Semua orang sepakat bahwa sosok paling berjasa adalah kedua orang tua. Kasih keduanya berlangsung sepanjang jalan, meskipun tetap terbatas. Tetapi kasih Allah SWT tak kenal batas, mencakup segala sesuatu, dan selalu mendahului murka-Nya ketika dilecehkan oleh hamba-Nya. Kasih-Nya berupa pintu ampunan bagi siapa yang meminta juga selalu terbuka. Jasa ayah bunda terlalu besar untuk dibalas, apalagi samudra rahmat Allah yang tiada bertepi. Yang diminta hanyalah ''... berterima kasih kepada-Ku dan kepada kedua orang tuamu.'' (QS Luqman [31]: 14).
Orang yang tidak pandai berterima kasih kepada sesama yang kebaikannya tampak dengan indera, lebih tidak mampu lagi bersyukur kepada Allah yang memerlukan iman untuk sekadar mengakui curahan nikmat-Nya yang zhahir (lahir) dan batin.
Perkara terpenting dalam hidup ini adalah syukur, tulis Imam Arrazi.
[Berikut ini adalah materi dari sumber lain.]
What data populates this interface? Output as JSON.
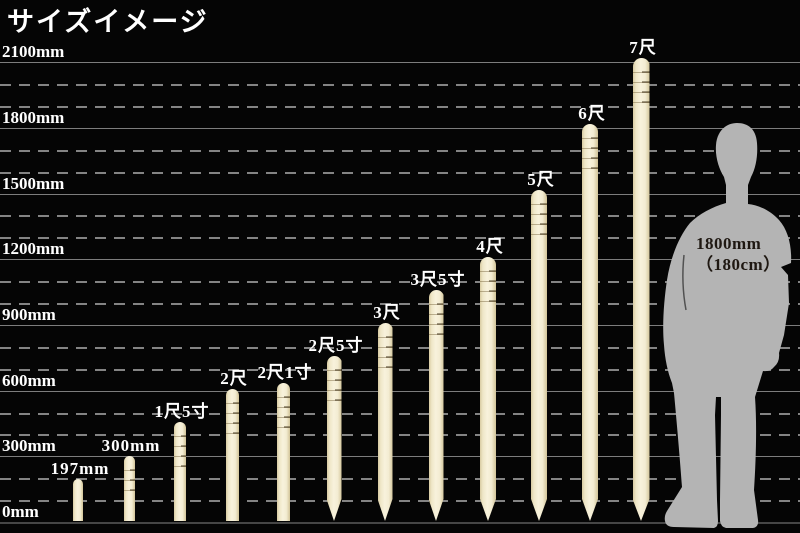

Dengan syukur berarti ada iman dan ketaatan. Tidak ada gunanya seorang mengaku berilmu kalau belum faham, atau mengaku tahu agama kalau belum tahu nilai kebaikan dan bahaya mengabaikannya ('arif). Sedangkan kearifan seseorang diukur dengan kepandaiannya dalam bersyukur (syakur) dan itulah hikmah. ''Siapa yang mendapatkan hikmah berarti telah mendapatkan kebaikan yang banyak.'' (QS Al Baqarah [2]: 269), yang memang pantas diberikan kepada para 'ulil albab (cerdas cendekia). Kepandaian bersyukur = hikmah = kecerdasan.
Di saat mengucapkan kata-kata syukur (terima kasih, alhamdulillah), ada nikmat yang dirasakan jika disertai keikhlasan. Orang yang bersyukur berarti menghadirkan kebaikan untuk dirinya sendiri sebelum berbagi dengan orang lain. Sedangkan orang yang tidak suka, berarti mengundang kemudharatan/bencana atas apa yang ia miliki, dengan menggunakannya secara salah dan menjauhkannya dari keberkahan.
Dengan semangat afala akunu 'abdan syakura (tidakkah pantas aku jadi hamba yang besyukur) menjalani ibadah jadi ringan, beramal kebajikan jadi menyenangkan, karena pikiran kita positif. Ya Allah, bimbinglah kami agar selalu bersyukur, jadikanlah ia milik dan kebiasaan kami. Amin.